Утрехтская псалтирь. Иллюстрация к псалму «Usquequo Domine». 1-я пол. IX в.
Этому недоверию к природе соответствовала способность к символизации в средневековом сознании. Нам, наследникам трехвекового развития науки, недоступно восприятие всех материальных объектов как символов духовных истин или эпизодов из Священной истории. И если мы не призовем на помощь воображение, то не поймем средневековое искусство, а предписания Дюрана по украшению церкви покажутся нам полнейшей бессмыслицей. Именно великий дар мгновенного замещения предмета идеей или идеи предметом позволил человеку Средневековья безоговорочно принять такие неубедительные изображения деревьев и гор в Псалтири Эдвина. И хотя подобное отношение к природе не могло способствовать появлению пейзажной живописи в ее современном понимании, оно подготовило путь для развития того вида искусства, которое я назвал пейзажем символов.

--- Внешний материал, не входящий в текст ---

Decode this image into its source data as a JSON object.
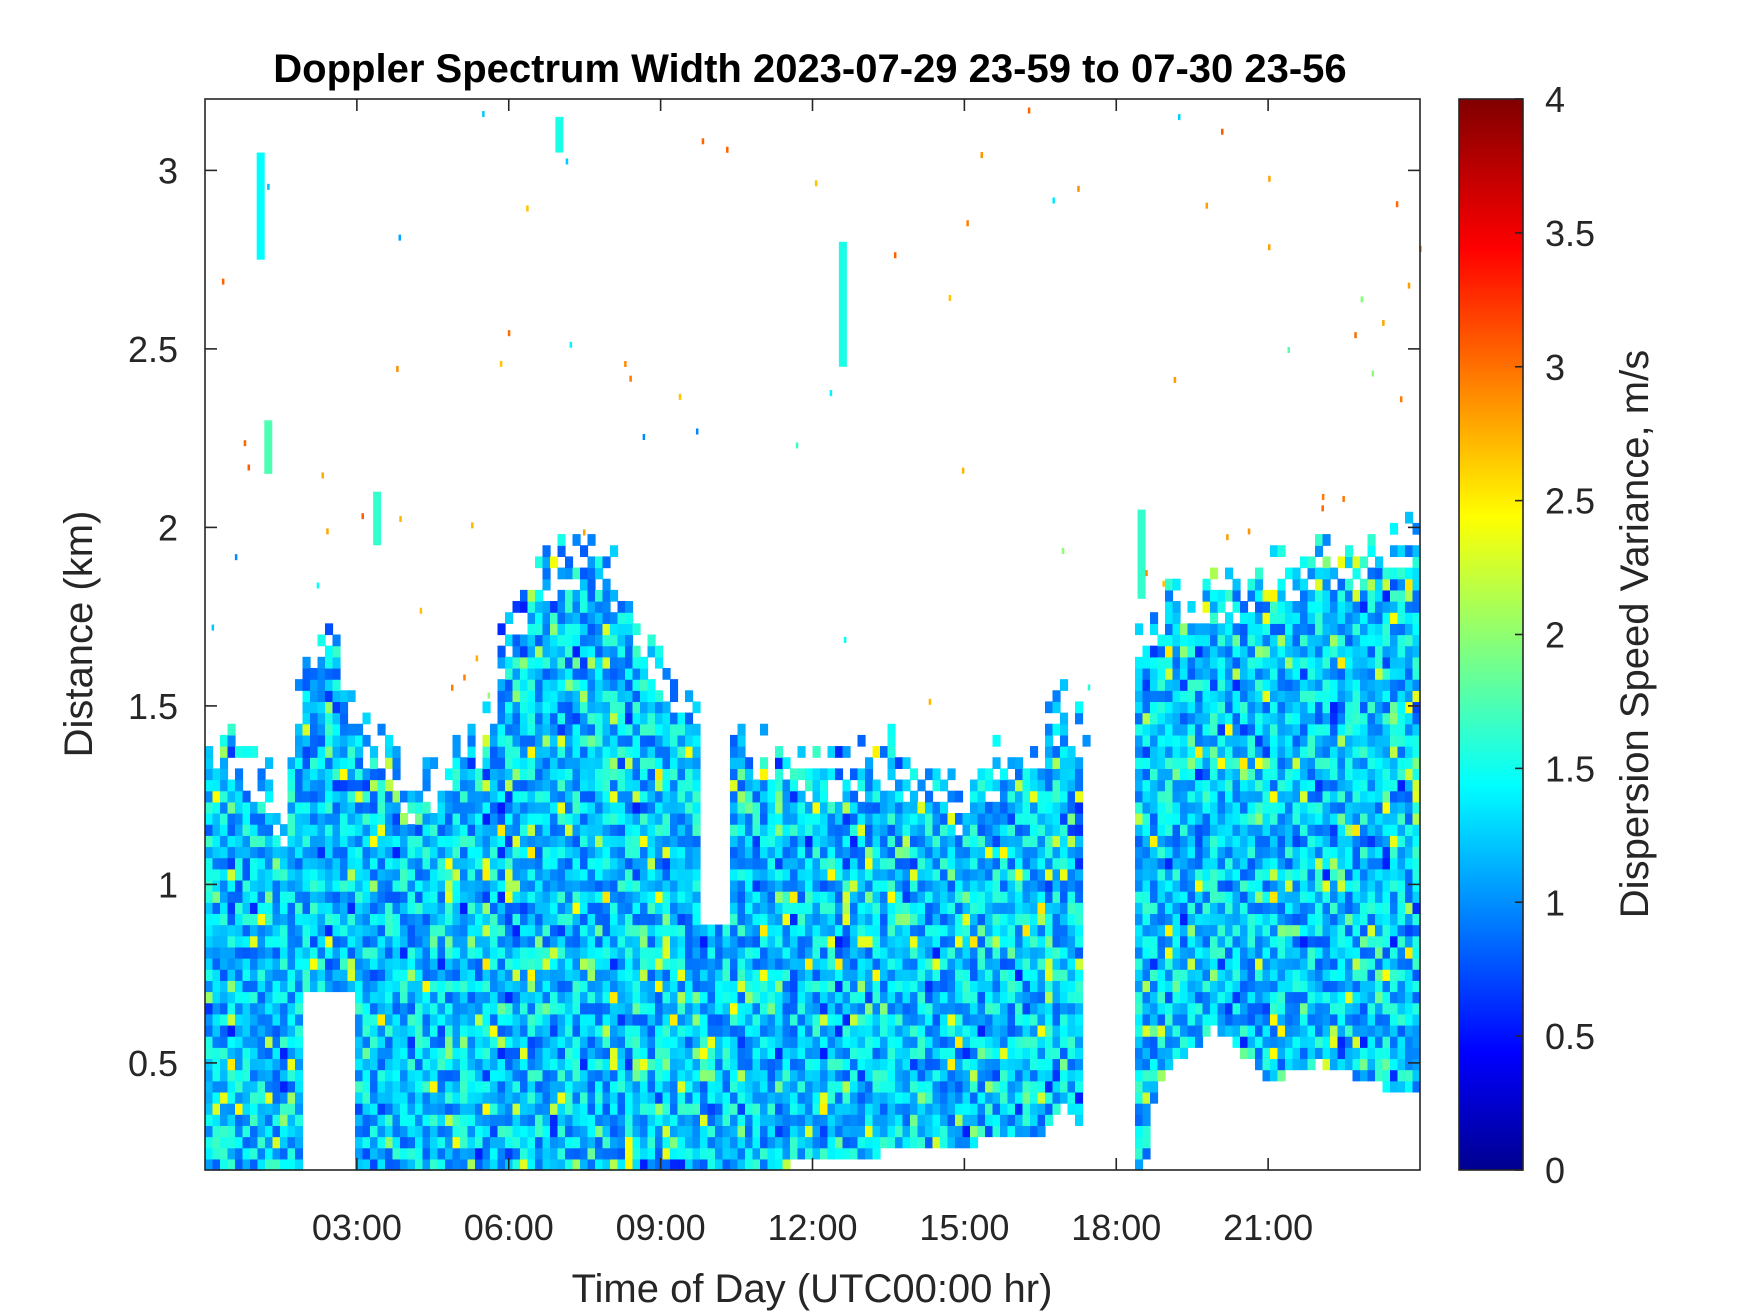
{
  "chart_data": {
    "type": "heatmap",
    "title": "Doppler Spectrum Width 2023-07-29 23-59 to 07-30 23-56",
    "xlabel": "Time of Day (UTC00:00 hr)",
    "ylabel": "Distance (km)",
    "colorbar_label": "Dispersion Speed Variance, m/s",
    "colormap": "jet",
    "xlim": [
      0,
      24
    ],
    "ylim": [
      0.2,
      3.2
    ],
    "clim": [
      0,
      4
    ],
    "x_ticks": [
      3,
      6,
      9,
      12,
      15,
      18,
      21
    ],
    "x_tick_labels": [
      "03:00",
      "06:00",
      "09:00",
      "12:00",
      "15:00",
      "18:00",
      "21:00"
    ],
    "y_ticks": [
      0.5,
      1,
      1.5,
      2,
      2.5,
      3
    ],
    "y_tick_labels": [
      "0.5",
      "1",
      "1.5",
      "2",
      "2.5",
      "3"
    ],
    "colorbar_ticks": [
      0,
      0.5,
      1,
      1.5,
      2,
      2.5,
      3,
      3.5,
      4
    ],
    "colorbar_tick_labels": [
      "0",
      "0.5",
      "1",
      "1.5",
      "2",
      "2.5",
      "3",
      "3.5",
      "4"
    ],
    "grid": false,
    "typical_value": 1.3,
    "echo_top_profile": {
      "time_hr": [
        0,
        0.5,
        1.0,
        1.3,
        1.6,
        2.0,
        2.5,
        3.0,
        3.5,
        4.0,
        4.5,
        5.0,
        5.5,
        6.0,
        6.5,
        7.0,
        7.5,
        8.0,
        8.5,
        9.0,
        9.5,
        10.0,
        10.3,
        10.6,
        11.0,
        11.5,
        12.0,
        12.5,
        13.0,
        13.5,
        14.0,
        14.5,
        15.0,
        15.5,
        16.0,
        16.5,
        17.0,
        17.5,
        18.0,
        18.4,
        18.8,
        19.5,
        20.0,
        20.5,
        21.0,
        21.5,
        22.0,
        22.5,
        23.0,
        23.5,
        24.0
      ],
      "top_km": [
        1.45,
        1.4,
        1.35,
        1.3,
        1.2,
        1.7,
        1.75,
        1.45,
        1.45,
        1.3,
        1.3,
        1.45,
        1.45,
        1.75,
        1.85,
        1.95,
        1.95,
        1.9,
        1.8,
        1.65,
        1.55,
        1.5,
        1.5,
        1.5,
        1.4,
        1.4,
        1.35,
        1.35,
        1.35,
        1.4,
        1.35,
        1.3,
        1.25,
        1.35,
        1.4,
        1.45,
        1.55,
        1.4,
        0.0,
        1.75,
        1.8,
        1.85,
        1.85,
        1.85,
        1.9,
        1.9,
        1.95,
        1.95,
        1.95,
        2.0,
        2.0
      ]
    },
    "echo_base_profile": {
      "time_hr": [
        0,
        10.3,
        10.6,
        16.5,
        17.0,
        18.4,
        18.8,
        20.0,
        21.0,
        22.0,
        24.0
      ],
      "base_km": [
        0.2,
        0.2,
        0.2,
        0.3,
        0.4,
        0.0,
        0.45,
        0.6,
        0.45,
        0.5,
        0.4
      ]
    },
    "gaps": [
      {
        "time_hr": [
          1.9,
          2.9
        ],
        "km": [
          0.2,
          0.7
        ]
      },
      {
        "time_hr": [
          9.8,
          10.4
        ],
        "km": [
          0.9,
          1.5
        ]
      },
      {
        "time_hr": [
          17.3,
          18.4
        ],
        "km": [
          0.2,
          1.4
        ]
      }
    ],
    "isolated_features": [
      {
        "time_hr": 1.1,
        "km": [
          2.75,
          3.05
        ],
        "value": 1.5
      },
      {
        "time_hr": 1.25,
        "km": [
          2.15,
          2.3
        ],
        "value": 1.8
      },
      {
        "time_hr": 3.4,
        "km": [
          1.95,
          2.1
        ],
        "value": 1.7
      },
      {
        "time_hr": 7.0,
        "km": [
          3.05,
          3.15
        ],
        "value": 1.6
      },
      {
        "time_hr": 12.6,
        "km": [
          2.45,
          2.8
        ],
        "value": 1.6
      },
      {
        "time_hr": 18.5,
        "km": [
          1.8,
          2.05
        ],
        "value": 1.7
      }
    ]
  }
}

Мозаика в капелле Палатина Королевского дворца в Палермо. XII в.
Чем менее интересен нам артефакт как подражание природе, тем больше он радует наш глаз как узор – искусство символов всегда порождает декоративность. Обращение к природе в таких чисто символических работах, как мозаики Сан-Марко или капеллы Палатина в Палермо, вносит в их общий замысел новый драгоценный элемент. Еще важнее то, что когда люди с удовольствием смотрят на фрагменты живой природы, склонность ума к символизации сообщает их взгляду необычайное напряжение – ведь в цветах и деревьях они видят не только предметы, вызывающие восхищение, но и прообразы божественного.
Именно это и придает раннему натурализму Средних веков такую красоту. Листья, цветы и завитки соборов в Реймсе и Саутуэлле, которые в XIII веке пробиваются сквозь лед монашеских страхов, обладают чистотой первозданности. Сама скрупулезность исполнения и отсутствие отбора служат доказательством того, что их увидели впервые.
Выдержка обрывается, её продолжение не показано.